— Надеюсь, хоть за дело? — спросил Костя, выскакивая на пристань и помогая Завете.
— У нас строгий приказ найти вас любой ценой, невзирая на человеческие потери. Чертова война. Погиб весь отряд. Если кто-то выплыл, это случайность.
С правого берега стреляли из крупнокалиберных винтовок В-94. Их легко можно было отличить от СВД[42]
по громкому хлопку и грозному свисту тяжелой пули. Должно быть, снайперы добивали катера.— Почему такая честь? — с вызовом спросил Игорь, все еще нянча свою руку.
На плече у него проступило пятно крови.
— Не знаю, — ответил Билл Реброфф, кисло поморщившись и крутя головой как заведенный. — Похоже, вы попали в переплет. Вами заинтересовалось высшее командование на уровне бригадного генерала.
— Да, действительно, — согласилась Завета, — это уж чересчур.

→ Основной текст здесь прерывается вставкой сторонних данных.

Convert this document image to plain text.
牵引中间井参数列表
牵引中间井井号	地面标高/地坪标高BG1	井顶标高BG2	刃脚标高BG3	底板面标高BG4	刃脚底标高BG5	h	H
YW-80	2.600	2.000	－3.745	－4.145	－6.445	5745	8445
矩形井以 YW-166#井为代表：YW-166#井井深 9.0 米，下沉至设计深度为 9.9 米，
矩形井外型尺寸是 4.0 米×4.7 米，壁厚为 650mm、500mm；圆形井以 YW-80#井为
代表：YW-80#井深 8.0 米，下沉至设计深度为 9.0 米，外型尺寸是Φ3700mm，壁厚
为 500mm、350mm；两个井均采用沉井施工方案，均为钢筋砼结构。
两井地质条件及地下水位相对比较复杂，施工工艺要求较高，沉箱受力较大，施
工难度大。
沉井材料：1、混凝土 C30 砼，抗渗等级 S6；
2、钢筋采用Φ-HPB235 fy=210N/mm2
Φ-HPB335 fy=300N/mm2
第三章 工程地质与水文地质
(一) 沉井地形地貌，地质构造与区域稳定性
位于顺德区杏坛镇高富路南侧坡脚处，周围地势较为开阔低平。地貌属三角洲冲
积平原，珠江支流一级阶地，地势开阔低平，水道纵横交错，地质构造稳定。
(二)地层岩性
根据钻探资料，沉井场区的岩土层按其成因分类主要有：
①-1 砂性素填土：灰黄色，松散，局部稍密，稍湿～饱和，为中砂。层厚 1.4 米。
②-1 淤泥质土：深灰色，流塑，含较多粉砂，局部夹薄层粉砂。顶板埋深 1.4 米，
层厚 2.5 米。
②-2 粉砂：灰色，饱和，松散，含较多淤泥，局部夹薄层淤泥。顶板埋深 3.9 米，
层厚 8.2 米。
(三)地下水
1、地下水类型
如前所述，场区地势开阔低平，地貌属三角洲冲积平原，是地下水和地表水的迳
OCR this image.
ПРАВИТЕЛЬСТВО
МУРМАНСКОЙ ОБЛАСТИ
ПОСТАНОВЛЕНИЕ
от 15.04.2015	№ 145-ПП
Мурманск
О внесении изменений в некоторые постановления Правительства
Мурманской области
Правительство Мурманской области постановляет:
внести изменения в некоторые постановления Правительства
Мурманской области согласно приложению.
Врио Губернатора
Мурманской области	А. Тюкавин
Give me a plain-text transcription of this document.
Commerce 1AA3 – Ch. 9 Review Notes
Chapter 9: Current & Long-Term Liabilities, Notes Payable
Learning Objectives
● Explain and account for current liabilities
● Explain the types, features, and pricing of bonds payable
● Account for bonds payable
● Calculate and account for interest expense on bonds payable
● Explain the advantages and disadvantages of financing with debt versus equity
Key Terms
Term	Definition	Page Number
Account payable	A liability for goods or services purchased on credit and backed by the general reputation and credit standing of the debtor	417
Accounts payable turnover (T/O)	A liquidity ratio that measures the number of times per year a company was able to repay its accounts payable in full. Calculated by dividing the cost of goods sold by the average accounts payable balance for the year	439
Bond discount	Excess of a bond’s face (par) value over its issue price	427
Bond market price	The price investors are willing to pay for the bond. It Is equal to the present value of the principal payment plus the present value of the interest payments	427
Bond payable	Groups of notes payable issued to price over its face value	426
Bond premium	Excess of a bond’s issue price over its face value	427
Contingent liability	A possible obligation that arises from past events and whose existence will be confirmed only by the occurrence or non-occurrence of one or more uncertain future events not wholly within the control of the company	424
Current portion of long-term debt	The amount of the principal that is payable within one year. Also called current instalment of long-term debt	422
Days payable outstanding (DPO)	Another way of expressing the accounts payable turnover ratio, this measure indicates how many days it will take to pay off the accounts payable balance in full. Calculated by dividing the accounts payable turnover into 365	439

Кому нужны простые тележурналисты?
— Вот именно, что теле, — с непонятной укоризной отозвался лейтенант, посмотрел на нее и снова стал испуганно озираться. — Хотим разобраться, что вы там снимали и не повлияло ли это на наши потери и потери союзников.
«Неужели он нам сочувствует? — удивился Костя. — Может, в нем заговорили русские корни?»
— Что-то вы вдруг стали жалостливыми, — сказал он, намекая, что совсем недавно американцы с удовольствием бомбили своих и не стеснялись.
— Что же вы такое сняли, — спросил лейтенант, — что теперь вами заинтересовалась разведка?
— Но это же глупо! — возмутился Костя. — Так нас могут обвинить в чем угодно!
— Ничего не знаю. — Лейтенант сделал безразличное лицо. — Таков приказ. — И совершенно по-русски потыкал большим пальцем в небо.
Несомненно, он что-то знал, но не имел права говорить. Последним на берег сошел Сашка Тулупов. Лицо у него от волнения стало красным, хотя струпьев уже почти не было видно, а новая кожа стала гладкой, как у девушки, — бриться не надо. Американцы вынесли умершего и раненого. Катер, пятясь, развернулся и отошел от берега. Лейтенант Билл Реброфф совсем по-русски незаметно перекрестил их. Этот жест поразил Костю больше всего. А я-то воображал, что они безжалостные, как роботы, подумал он. Со стороны правого берега снова раздались выстрелы из В-94, а потом заговорили гранатометы. Столбы воды взметнулись над рекой.
— Быстрей! Быстрей! — подгонял лейтенант.
Они выскочили на бугор и с надеждой оглянулись. Свой лес на правом берегу был темен и безлик, словно родина отвернулась от них в одно мгновение.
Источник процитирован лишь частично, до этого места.